Live Oak Public Libraries, in documents celebrating the centennial anniversary, describe the influence of the Prairie School of architecture noting: "The monumental staircase leading to the main entrance on the second floor is framed by two enormous piers with sandstone orbs on small pedestals. Additionally there are four tiered brick walls with sandstone coping which flank the staircase. The corners of the piers are delineated by dark glazed bricks, a motif repeated in a horizontal band over the second floor windows and projecting brick cornice that visually divides the first and second stories. This emphasis on horizontality achieved through the coping and polychromed brickwork is a key element of the architecture of the Prairie School, pioneered by Frank Lloyd Wright and his contemporaries. The interior continues to show the influence of Wright in the geometric and floral motifs incorporated on columns and pilasters." The flat roof and second-floor staircase, as well as the ornaments on the outside and the inside lend themselves to the Prairie School. And on the whole, the entire building, inside and out reflects a coordinated geometrical approach to architecture that is unlike any other in the city.

==Merger with library system after the end of segregation==
The Carnegie Colored Library was in operation on its own until the end of segregation when it then joined the larger Savannah Public Library system in 1963. With the end of segregation African‐Americans were able to access the Bull Street Library for the first time. The cultural importance of Carnegie remained, even as the educational necessity waned. At the end of the 20th century, the Carnegie Library had slipped into disrepair and closed.

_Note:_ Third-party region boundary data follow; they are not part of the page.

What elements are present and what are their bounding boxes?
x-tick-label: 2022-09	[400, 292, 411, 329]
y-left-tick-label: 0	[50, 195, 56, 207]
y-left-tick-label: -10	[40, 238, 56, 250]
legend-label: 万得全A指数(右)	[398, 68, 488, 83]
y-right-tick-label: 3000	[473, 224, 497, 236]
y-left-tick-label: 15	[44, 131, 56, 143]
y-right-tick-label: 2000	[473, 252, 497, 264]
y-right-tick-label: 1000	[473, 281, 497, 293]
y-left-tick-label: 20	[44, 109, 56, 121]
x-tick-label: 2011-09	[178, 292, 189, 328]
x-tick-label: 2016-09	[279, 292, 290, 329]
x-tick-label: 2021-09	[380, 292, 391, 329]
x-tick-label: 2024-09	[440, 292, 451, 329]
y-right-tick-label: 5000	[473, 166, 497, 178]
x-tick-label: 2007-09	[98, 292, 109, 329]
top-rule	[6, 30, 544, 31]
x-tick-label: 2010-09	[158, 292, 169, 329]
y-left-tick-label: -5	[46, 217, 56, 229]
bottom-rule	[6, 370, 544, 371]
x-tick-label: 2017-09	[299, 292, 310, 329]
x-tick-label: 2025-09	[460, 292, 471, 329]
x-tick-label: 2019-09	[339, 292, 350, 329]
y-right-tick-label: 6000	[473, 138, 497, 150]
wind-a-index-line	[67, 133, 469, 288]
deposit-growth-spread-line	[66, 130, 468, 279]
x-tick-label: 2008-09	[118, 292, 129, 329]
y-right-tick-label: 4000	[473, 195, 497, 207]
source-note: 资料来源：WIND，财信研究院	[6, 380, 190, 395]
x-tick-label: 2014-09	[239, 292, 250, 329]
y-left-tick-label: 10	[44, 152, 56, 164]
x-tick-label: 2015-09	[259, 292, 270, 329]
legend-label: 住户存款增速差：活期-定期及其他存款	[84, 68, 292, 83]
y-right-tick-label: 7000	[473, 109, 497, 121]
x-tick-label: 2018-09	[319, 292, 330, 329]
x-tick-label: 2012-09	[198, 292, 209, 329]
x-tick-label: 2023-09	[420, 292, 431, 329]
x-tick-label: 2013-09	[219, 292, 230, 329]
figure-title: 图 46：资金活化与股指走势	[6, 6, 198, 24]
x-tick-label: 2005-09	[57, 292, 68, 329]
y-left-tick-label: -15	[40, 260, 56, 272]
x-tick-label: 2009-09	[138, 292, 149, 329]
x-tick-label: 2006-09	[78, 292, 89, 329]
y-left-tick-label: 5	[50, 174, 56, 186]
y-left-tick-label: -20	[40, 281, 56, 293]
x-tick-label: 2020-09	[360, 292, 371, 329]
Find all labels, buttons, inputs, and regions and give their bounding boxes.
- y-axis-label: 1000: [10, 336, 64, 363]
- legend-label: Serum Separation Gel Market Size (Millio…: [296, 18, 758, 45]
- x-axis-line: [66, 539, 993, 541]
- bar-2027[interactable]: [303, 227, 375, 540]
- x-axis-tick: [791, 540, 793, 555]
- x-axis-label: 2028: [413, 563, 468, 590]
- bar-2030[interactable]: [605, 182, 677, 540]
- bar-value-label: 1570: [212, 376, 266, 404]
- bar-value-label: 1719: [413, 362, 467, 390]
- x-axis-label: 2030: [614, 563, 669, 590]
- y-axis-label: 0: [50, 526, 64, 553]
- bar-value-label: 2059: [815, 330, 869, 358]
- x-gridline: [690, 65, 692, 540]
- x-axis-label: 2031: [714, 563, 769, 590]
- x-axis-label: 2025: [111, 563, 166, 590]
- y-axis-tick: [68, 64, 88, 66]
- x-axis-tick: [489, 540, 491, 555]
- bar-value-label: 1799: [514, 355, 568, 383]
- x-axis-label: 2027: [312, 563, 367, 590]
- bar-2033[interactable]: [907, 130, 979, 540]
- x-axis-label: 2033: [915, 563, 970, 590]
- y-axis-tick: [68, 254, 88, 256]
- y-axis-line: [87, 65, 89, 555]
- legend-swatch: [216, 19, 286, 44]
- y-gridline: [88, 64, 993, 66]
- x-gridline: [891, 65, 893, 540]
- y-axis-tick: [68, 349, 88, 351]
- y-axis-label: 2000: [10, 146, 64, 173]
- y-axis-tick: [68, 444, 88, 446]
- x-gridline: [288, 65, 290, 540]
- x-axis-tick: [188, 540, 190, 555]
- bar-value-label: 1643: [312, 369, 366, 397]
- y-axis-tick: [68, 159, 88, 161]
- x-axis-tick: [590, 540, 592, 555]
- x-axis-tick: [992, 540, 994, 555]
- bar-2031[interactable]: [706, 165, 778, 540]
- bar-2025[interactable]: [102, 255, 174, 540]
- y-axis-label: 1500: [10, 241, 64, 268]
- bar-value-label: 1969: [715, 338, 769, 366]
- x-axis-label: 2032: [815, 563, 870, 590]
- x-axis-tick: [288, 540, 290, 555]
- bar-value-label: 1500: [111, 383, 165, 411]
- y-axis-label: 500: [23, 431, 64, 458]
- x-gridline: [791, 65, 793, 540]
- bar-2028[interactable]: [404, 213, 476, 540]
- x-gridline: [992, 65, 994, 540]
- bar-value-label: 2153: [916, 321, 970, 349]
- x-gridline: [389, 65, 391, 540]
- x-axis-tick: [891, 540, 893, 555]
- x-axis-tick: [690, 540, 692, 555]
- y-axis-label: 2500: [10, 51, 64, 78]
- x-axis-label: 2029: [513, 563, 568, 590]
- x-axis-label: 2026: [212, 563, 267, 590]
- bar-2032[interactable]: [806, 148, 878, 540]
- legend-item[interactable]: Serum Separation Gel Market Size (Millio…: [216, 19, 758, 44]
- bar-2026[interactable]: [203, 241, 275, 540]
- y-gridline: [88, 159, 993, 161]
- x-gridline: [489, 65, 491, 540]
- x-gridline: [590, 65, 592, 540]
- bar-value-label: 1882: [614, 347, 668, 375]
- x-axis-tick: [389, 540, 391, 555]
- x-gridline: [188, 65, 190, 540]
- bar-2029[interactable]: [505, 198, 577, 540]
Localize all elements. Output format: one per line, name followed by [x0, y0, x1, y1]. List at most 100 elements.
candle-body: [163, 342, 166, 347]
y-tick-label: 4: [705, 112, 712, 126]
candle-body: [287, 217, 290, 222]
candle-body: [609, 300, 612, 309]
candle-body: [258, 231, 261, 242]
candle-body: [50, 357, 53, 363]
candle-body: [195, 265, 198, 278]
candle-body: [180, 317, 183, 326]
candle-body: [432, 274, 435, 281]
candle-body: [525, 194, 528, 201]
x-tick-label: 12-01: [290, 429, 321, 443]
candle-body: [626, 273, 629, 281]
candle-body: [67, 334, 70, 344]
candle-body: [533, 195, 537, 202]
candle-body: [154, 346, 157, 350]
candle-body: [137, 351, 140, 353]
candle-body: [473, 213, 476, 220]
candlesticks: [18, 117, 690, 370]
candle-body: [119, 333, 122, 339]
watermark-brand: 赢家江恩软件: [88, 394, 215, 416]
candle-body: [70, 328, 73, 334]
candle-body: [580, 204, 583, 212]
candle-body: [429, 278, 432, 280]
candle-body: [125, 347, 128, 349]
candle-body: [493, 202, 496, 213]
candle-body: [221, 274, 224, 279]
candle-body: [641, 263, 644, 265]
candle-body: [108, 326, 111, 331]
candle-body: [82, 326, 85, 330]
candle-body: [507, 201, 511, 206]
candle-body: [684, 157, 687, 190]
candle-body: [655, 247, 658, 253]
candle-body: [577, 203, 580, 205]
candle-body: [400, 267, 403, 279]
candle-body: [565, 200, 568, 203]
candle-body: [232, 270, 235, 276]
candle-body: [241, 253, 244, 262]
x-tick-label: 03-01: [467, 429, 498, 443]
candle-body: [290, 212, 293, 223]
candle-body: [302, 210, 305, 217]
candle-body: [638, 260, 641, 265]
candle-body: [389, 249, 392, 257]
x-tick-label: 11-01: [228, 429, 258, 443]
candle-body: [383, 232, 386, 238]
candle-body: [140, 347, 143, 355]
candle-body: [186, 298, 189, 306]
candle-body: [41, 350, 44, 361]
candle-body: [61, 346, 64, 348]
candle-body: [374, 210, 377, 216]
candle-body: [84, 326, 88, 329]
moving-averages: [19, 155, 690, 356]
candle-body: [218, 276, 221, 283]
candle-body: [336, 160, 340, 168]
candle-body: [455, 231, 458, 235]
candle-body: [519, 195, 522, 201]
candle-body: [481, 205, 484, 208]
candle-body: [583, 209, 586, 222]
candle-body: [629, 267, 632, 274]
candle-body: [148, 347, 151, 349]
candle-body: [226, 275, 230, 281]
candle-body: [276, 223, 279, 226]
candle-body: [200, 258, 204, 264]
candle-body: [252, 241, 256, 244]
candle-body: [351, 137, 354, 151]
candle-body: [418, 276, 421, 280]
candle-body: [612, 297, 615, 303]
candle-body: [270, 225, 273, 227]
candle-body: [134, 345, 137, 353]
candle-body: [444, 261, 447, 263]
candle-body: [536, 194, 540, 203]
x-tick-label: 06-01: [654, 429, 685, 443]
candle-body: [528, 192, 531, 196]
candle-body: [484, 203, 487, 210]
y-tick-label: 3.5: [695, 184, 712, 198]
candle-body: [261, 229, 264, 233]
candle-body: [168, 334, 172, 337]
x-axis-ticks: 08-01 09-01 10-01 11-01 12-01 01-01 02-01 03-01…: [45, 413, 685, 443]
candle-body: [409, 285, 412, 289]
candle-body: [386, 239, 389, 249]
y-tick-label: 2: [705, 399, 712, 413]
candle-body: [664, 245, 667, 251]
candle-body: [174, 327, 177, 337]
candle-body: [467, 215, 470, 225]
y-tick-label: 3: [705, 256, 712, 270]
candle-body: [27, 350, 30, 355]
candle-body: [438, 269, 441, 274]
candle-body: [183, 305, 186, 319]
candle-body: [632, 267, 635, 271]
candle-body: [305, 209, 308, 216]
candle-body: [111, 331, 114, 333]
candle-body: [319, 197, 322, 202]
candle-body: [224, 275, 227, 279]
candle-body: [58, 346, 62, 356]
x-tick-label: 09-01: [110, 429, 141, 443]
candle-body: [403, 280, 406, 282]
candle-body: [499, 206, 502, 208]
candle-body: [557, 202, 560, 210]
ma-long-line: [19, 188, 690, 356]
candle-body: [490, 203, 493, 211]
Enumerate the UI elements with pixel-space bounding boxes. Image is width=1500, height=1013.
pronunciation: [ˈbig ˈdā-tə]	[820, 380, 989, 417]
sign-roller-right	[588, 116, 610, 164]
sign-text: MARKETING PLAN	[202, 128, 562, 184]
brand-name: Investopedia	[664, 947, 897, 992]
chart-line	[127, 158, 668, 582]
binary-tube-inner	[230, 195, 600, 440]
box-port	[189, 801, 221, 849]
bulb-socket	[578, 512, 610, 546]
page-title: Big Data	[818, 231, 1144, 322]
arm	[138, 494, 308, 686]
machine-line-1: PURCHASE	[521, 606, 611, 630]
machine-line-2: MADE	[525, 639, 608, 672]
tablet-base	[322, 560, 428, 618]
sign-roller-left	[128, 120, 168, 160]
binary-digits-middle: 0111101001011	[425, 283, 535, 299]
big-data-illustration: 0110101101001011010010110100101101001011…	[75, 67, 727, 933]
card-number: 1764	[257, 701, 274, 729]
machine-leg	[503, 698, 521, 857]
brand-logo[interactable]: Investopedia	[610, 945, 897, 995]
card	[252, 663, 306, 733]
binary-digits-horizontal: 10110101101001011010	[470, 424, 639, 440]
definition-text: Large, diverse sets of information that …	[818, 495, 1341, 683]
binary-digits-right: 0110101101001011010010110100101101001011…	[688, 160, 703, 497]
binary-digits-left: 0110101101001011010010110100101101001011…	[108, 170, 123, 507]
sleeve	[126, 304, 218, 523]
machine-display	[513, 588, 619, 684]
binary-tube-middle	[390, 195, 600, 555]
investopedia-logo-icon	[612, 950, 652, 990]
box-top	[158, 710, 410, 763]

==Renovation and restoration==
In 2001 the Live Oak Public Libraries set forth a campaign to renovate and expand the historic building. It closed in 1997 due to a leaking roof, water damage, and a lack of funding. A fund-raising effort began and was able to support a $1.3 million renovation which was completed. Wings on either side of the original building were built. The library also received the latest technical equipment, such as a new classroom designed to provide interactive computer learning. Collections which were moved for safety were returned, and expanded to a collection of 3,000, with an emphasis on the Harlem Renaissance. The restructuring was done in the same architectural style as the building was initially erected in, and all additions would adhere to the library's historical roots. The addition was completed in 2003 on the 90th anniversary of its first opening. After the renovation the library received multiple awards from organizations on both the state and national levels. In 2004 the library was awarded by the Historic Savannah Foundation the Historic Preservation Award. In 2005 the building received multiple awards from the Georgia Trust for Historic Preservation; the 2005 Georgia Preservation Award, as well as the 2005 Marguerite Williams Award which recognizes one project which had the greatest impact on preservation in the state. Also in 2005 the library won the National Preservation Award from the National Trust for Historic Preservation. The centennial of the library was held in August 2014, when a historical marker was erected in front of the building denoting the history of the location and building for the Savannah community.